P. R. - Probablement, il y a encore à trouver. Il y a des jeunes générations d'historiens d'art italiens qui se spécialisent sur des écoles telles que Rome, Naples, Bologne, etc. et qui affinent. De plus, on découvre des peintres tous les jours qui ont eu leur heure de gloire et qui sont tombés dans un semi-oubli. On avancera beaucoup sur le musée Fesch pour autant que les jeunes italiens veuillent se rendre en Corse.
- Cette collection intéresse-t-elle réellement les historiens d'art ?

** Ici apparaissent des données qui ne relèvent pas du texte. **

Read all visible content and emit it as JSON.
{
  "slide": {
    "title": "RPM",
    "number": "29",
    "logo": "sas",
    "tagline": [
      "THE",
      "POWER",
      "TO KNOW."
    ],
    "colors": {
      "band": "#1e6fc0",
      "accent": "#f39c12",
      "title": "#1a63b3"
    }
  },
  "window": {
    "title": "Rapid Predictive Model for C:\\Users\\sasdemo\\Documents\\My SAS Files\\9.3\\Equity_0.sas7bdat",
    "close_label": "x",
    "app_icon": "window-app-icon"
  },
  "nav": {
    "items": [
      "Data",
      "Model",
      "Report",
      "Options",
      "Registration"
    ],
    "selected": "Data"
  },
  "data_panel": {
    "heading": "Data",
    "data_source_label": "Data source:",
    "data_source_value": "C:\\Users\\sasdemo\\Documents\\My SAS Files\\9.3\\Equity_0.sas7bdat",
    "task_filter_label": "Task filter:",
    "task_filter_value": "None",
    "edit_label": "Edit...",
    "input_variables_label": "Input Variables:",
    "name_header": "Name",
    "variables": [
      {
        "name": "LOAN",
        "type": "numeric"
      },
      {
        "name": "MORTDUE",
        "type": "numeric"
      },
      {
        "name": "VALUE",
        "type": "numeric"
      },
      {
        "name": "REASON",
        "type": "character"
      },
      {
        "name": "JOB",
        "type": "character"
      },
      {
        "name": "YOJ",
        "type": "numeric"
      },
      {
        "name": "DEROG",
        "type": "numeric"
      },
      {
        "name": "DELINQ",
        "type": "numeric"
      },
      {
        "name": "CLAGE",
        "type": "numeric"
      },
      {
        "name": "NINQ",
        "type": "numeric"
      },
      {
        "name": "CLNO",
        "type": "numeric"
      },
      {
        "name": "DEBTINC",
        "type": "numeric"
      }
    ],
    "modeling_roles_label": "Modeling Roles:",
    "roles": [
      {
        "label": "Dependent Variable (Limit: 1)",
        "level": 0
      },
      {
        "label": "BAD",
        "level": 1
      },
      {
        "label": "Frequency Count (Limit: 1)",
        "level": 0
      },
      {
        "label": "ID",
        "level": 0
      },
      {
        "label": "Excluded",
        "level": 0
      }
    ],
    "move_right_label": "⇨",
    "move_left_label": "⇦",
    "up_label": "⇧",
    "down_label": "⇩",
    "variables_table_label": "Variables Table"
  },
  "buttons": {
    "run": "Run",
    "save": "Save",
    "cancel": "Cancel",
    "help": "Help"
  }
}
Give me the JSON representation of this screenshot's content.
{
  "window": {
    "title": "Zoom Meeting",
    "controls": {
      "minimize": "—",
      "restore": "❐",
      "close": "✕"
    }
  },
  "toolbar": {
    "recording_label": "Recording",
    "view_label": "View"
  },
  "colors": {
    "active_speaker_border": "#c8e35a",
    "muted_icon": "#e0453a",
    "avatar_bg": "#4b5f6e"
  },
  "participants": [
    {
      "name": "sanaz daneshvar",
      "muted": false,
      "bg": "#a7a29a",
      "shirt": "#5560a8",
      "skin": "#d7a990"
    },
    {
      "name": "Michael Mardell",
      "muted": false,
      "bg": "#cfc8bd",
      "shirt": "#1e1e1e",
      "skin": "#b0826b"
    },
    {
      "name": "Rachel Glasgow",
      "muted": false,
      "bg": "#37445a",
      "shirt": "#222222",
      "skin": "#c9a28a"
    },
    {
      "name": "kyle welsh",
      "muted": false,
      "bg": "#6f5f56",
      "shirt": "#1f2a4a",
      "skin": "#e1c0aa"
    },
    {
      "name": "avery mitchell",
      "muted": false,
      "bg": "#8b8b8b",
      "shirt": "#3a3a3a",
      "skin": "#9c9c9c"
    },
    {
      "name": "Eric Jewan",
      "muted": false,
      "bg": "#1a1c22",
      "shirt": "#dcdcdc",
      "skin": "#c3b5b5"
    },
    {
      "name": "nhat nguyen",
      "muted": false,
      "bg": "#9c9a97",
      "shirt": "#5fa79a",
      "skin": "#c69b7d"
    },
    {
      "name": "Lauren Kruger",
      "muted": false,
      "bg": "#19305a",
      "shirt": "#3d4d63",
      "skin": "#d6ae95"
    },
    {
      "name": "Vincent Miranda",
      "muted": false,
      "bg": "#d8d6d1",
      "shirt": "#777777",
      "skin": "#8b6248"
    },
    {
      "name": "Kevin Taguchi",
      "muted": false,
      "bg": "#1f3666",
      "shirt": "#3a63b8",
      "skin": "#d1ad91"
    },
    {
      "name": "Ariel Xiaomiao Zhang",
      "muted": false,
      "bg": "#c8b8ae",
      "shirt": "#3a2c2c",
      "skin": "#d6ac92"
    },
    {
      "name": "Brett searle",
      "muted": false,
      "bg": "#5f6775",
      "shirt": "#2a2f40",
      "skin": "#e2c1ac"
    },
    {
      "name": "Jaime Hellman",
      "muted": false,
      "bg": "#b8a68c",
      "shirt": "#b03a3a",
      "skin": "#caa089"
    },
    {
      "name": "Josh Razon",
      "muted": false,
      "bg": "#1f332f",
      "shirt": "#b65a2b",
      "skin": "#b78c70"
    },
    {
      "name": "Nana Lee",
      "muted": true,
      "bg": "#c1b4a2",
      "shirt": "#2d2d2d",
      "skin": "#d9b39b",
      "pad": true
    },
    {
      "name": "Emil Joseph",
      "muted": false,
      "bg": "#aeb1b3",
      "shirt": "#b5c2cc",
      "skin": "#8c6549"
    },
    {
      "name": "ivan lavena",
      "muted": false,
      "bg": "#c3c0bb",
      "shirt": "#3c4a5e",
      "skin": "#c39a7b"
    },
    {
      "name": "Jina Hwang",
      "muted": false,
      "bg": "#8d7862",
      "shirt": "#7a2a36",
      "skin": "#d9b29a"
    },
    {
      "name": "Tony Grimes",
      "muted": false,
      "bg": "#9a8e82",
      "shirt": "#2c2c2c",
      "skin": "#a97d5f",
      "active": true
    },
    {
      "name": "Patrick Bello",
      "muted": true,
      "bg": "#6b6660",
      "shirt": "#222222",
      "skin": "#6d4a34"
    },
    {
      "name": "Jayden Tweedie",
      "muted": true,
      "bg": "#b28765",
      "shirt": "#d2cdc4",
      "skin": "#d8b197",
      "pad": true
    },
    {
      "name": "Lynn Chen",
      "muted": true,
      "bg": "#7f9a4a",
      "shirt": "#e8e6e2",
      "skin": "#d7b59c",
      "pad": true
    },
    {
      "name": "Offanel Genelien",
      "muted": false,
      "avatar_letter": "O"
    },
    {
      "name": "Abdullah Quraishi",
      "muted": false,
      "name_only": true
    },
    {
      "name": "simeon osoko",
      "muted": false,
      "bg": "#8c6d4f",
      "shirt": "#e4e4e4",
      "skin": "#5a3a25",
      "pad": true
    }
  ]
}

P. R. - Oui, mais les historiens d'art ont mis du temps à découvrir le musée. On ignorait l'existence de ces tableaux. Mais maintenant qu'il y a un tel intérêt pour les XVIIe et XVIIIe siècles italiens, les historiens d'art, qui sont très nombreux à étudier cette période, s'y précipitent et vont s'y précipiter plus encore, pour faire ces petites découvertes qu'ils espèrent faire et qui permettent de réattribuer des tableaux.
- Une telle collection sert donc aussi à s'exercer I'oeil ?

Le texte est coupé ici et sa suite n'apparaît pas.